In tre puntate, andiamo alla scoperta dei borghi di mare che secondo noi sono da visitare assolutamente nel 2018. Abbiamo cercato di non essere scontati…

Quali sono i borghi di mare italiani più belli? Ci siamo fatti questa domanda in redazione e poco ci mancava che venissimo alle mani per stilare una sorta di classifica. Quella che leggerete in tre puntate puntate è il frutto (sofferto) del nostro lavoro di selezione. Unico criterio? La non scontatezza (non troverete Portofino, Capri, etc…).

Per il 2018, ecco la nostra lista dei più suggestivi paesi affacciati sulle nostre coste, partendo dalla Liguria per arrivare fino al Friuli-Venezia Giulia. Luoghi da ricordarsi quando pianificherete la vostra crociera estiva, visto che sono tutti raggiungibili via mare: o grazie a un marina locale, oppure con il tender lasciando la barca alla fonda. Non siete d’accordo con le nostre scelte? Con un bel commento indicateci quali sono, secondo voi, i borghi di mare imperdibili del 2018! Ecco l’ultima puntata…
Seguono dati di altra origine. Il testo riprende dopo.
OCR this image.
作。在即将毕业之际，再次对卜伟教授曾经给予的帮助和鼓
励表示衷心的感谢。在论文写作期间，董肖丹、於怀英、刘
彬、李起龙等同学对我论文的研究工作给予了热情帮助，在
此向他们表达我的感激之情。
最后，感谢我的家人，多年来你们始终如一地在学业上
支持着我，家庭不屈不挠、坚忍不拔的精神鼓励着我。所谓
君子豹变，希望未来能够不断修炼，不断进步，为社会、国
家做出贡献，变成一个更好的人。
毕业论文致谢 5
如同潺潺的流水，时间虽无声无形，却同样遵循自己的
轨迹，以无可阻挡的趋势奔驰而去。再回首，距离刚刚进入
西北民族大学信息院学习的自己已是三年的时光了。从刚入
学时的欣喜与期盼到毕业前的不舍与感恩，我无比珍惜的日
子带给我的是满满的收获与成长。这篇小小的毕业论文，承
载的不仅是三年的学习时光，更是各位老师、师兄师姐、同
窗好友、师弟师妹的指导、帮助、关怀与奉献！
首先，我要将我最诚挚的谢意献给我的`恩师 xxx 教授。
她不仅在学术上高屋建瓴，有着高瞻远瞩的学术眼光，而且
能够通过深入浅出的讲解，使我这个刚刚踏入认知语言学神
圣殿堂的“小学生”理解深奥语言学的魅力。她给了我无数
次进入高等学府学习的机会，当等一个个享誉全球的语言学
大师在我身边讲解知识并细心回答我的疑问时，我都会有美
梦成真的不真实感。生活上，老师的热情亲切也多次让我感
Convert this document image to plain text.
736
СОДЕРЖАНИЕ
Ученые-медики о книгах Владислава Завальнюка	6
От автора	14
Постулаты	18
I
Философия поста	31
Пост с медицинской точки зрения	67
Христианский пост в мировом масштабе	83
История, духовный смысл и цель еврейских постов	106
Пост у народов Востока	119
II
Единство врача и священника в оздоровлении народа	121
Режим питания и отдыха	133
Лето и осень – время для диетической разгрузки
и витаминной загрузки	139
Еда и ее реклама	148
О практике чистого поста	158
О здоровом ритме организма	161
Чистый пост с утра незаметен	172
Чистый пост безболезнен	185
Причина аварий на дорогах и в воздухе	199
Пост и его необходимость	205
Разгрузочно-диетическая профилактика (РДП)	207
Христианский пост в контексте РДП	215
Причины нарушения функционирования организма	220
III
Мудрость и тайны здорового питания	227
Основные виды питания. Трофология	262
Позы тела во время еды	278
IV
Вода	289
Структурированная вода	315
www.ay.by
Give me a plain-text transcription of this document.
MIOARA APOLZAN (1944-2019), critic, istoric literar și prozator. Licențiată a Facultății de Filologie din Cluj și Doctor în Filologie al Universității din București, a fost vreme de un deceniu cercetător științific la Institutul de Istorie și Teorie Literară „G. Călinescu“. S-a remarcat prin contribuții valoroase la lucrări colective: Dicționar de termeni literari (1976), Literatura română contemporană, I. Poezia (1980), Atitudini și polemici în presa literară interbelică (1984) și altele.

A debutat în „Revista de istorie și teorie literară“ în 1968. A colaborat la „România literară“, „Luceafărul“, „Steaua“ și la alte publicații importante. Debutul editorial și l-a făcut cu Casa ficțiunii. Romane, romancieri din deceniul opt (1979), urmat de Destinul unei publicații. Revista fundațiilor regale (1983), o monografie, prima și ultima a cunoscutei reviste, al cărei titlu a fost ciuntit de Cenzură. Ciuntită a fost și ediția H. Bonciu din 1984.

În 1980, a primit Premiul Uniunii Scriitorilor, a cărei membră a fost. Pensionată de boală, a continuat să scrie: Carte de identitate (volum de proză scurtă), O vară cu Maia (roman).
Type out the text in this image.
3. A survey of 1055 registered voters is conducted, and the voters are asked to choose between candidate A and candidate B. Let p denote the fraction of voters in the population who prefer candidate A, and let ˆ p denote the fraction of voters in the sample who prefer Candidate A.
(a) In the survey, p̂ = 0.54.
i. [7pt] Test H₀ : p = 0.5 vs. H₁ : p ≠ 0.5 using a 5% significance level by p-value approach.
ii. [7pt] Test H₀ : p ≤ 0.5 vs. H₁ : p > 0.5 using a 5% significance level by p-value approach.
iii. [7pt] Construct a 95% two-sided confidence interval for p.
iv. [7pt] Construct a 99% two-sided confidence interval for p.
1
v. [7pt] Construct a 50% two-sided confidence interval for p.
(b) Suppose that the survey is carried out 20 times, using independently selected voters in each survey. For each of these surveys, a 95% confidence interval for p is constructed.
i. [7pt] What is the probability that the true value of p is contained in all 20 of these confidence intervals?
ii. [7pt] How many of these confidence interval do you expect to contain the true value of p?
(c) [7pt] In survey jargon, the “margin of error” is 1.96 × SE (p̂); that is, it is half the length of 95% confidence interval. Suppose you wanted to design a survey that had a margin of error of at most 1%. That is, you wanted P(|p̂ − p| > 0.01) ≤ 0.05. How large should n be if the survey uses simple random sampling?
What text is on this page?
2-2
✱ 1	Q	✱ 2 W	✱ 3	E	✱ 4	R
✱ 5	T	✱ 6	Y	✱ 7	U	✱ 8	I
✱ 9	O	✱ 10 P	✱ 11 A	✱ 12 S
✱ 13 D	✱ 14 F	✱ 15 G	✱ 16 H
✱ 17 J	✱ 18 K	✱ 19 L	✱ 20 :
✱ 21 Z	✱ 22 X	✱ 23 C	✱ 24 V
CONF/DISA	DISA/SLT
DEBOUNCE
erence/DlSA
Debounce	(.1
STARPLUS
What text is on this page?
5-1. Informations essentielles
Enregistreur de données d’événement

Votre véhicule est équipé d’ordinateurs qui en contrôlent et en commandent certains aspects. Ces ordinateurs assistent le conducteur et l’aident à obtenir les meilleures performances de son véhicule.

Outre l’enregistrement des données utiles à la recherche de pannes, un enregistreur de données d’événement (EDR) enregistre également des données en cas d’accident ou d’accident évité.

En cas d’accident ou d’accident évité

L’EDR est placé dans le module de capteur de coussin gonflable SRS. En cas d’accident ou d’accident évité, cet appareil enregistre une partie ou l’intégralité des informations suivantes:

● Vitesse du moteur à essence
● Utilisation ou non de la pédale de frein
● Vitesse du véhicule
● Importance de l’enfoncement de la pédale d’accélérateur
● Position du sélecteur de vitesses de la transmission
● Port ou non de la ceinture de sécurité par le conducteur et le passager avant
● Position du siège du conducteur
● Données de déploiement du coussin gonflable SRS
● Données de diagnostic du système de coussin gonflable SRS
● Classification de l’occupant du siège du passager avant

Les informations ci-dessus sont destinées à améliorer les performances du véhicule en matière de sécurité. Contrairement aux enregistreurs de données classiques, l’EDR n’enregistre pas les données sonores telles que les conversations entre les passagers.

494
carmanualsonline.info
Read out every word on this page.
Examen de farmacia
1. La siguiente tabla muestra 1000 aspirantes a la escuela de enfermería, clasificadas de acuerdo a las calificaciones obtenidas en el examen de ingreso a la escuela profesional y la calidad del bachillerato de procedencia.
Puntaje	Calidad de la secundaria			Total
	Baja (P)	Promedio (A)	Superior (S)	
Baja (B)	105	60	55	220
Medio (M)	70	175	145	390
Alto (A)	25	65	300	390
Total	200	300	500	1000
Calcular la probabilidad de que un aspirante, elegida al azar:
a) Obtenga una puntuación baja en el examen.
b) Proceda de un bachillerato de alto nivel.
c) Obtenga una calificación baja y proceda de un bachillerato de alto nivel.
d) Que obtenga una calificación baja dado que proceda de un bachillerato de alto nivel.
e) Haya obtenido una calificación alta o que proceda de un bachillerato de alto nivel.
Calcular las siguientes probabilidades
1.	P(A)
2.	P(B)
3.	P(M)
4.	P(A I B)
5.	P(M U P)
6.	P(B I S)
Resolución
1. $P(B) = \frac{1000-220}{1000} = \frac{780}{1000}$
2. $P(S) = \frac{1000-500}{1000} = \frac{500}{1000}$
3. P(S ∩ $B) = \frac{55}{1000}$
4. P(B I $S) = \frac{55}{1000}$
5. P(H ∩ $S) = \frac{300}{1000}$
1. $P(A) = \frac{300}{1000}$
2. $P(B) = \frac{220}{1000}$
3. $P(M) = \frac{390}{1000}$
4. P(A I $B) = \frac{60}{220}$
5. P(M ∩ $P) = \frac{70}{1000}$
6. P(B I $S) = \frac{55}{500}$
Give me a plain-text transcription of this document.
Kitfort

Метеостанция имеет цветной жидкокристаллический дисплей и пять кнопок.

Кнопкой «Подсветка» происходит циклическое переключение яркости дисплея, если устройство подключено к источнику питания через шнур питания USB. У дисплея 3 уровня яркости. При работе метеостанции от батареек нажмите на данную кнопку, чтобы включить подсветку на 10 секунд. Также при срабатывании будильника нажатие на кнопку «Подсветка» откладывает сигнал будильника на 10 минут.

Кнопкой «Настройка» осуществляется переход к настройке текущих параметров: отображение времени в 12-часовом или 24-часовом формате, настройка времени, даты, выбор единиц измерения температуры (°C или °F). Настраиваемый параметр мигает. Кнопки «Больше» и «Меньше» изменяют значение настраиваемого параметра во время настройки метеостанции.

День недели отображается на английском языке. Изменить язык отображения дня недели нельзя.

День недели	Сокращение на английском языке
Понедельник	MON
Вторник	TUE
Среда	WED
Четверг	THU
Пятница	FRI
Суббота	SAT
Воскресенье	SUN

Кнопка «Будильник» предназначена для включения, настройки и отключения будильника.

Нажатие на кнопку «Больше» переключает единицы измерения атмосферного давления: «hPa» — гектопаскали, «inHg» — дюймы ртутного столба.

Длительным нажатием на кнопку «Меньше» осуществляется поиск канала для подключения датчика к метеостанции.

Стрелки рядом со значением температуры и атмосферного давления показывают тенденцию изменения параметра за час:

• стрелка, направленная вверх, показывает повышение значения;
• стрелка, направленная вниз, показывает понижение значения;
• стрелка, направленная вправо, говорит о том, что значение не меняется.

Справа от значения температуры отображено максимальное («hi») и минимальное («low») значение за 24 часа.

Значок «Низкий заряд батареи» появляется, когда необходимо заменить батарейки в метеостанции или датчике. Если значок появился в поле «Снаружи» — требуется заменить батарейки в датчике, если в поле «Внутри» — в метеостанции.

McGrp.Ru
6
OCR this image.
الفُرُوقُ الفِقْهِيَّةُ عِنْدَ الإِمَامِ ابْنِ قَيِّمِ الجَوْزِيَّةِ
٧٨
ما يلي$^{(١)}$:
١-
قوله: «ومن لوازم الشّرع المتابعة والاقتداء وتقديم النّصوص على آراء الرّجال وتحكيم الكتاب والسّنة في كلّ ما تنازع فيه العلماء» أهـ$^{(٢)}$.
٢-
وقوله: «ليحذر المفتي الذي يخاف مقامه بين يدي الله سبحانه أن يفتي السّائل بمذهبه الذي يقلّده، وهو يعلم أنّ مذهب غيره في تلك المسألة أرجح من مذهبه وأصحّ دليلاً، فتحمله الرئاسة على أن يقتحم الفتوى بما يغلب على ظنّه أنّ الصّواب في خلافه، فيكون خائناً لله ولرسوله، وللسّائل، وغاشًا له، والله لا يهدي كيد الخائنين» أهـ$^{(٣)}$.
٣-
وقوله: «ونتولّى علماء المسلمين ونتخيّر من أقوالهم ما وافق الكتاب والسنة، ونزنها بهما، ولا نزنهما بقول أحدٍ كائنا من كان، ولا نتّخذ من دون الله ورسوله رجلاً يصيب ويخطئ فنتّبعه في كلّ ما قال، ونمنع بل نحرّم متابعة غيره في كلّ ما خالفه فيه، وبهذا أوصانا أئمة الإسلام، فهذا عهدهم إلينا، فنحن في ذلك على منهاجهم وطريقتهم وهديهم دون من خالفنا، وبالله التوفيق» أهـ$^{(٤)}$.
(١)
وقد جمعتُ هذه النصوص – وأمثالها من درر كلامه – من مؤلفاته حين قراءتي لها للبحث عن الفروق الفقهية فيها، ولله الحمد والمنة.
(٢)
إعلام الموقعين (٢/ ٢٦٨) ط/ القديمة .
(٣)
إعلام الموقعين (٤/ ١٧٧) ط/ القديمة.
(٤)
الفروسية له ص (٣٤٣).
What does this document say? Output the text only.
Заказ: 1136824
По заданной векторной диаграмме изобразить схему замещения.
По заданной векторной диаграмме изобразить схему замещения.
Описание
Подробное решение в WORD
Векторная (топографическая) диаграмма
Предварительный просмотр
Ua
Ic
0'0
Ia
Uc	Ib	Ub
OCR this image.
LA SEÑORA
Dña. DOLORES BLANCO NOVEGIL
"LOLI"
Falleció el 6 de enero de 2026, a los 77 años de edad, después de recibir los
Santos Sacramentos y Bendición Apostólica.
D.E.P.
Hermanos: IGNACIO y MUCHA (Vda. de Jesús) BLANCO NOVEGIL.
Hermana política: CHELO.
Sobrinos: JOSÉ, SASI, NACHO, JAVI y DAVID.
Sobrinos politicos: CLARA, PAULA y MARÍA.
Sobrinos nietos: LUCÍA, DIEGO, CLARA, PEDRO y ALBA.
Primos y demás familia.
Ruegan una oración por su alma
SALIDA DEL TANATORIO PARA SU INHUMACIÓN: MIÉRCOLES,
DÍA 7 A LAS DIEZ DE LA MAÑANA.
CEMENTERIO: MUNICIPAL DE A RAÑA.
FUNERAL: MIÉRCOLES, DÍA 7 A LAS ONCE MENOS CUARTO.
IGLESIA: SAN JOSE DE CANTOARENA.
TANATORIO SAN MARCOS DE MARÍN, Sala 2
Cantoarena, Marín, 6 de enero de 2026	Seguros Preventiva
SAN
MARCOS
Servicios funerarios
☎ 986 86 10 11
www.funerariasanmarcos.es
I BORGHI DI MARE PIU’ AFFASCINANTI DI ITALIA

11. VIESTE (Foggia)
Vieste è la città situata più ad est dell’intero Promontorio del Gargano, in posizione isolata rispetto agli altri centri garganici, motivo che le ha attribuito in passato la denominazione “La Sperduta”. Imperdibile è il borgo medievale della città, che si snoda nelle sue stradine strette e tortuose, fra le case bianche, dai piccoli usci e dalle ripide e anguste scalinate, che di tanto in tanto sono unite da esili archi.

12. SIROLO (Ancona)
Incastonato nel verde del Parco del Conero e affacciato sulle bellissime spiagge della Riviera, sorge Sirolo, antico borgo medievale le cui spiagge vantano le acque più cristalline e trasparenti dell’Adriatico. Le bellezze naturali di Sirolo si integrano con l’architettura decisa di impianto medievale che contraddistingue invece il centro storico. Un tempo infatti Sirolo era un vero e proprio castello fortificato e ancora oggi camminare per il centro è come intrufolarsi in un dedalo di “vigoli” percorribili solo a piedi tra angoli e scorci di grande impatto.

13. CHIOGGIA (Venezia)
Un tuffo nella magia delle calli, tra i pittoreschi canali San Domenico e Lombardo che rendono Chioggia una piccola Venezia. Di origini romane, questo lembo veneziano si popolò con l’afflusso degli abitanti dell’entroterra veneto fuggiti alle invasioni barbariche.
Il patrimonio architettonico è fatto di case e di ponti, uniche e colorate forme al centro di un habitat lagunare in cui convivono anche gli aspetti naturali da salvaguardare e proteggere. Il vociare cadenzato caratteristico chioggiotto sembra una festa a cielo aperto nelle giornate di mercato, in una commistione di chiacchiere e lavoro.

14. MUGGIA (Trieste)
Nell’ultimo lembo d’Italia la costa pare ripiegarsi su se stessa: qui si apre la Baia di Muggia, caratteristica località dalle fattezze istro-venete. Approdando nella pittoresca darsena, pare quasi di entrare dentro le calli e le piazzette. L’atmosfera di stampo veneziano non si respira solo grazie alle architetture: anche il dialetto, i costumi e le tradizioni gastronomiche lasciano trapelare un intenso passato condiviso con la Serenissima.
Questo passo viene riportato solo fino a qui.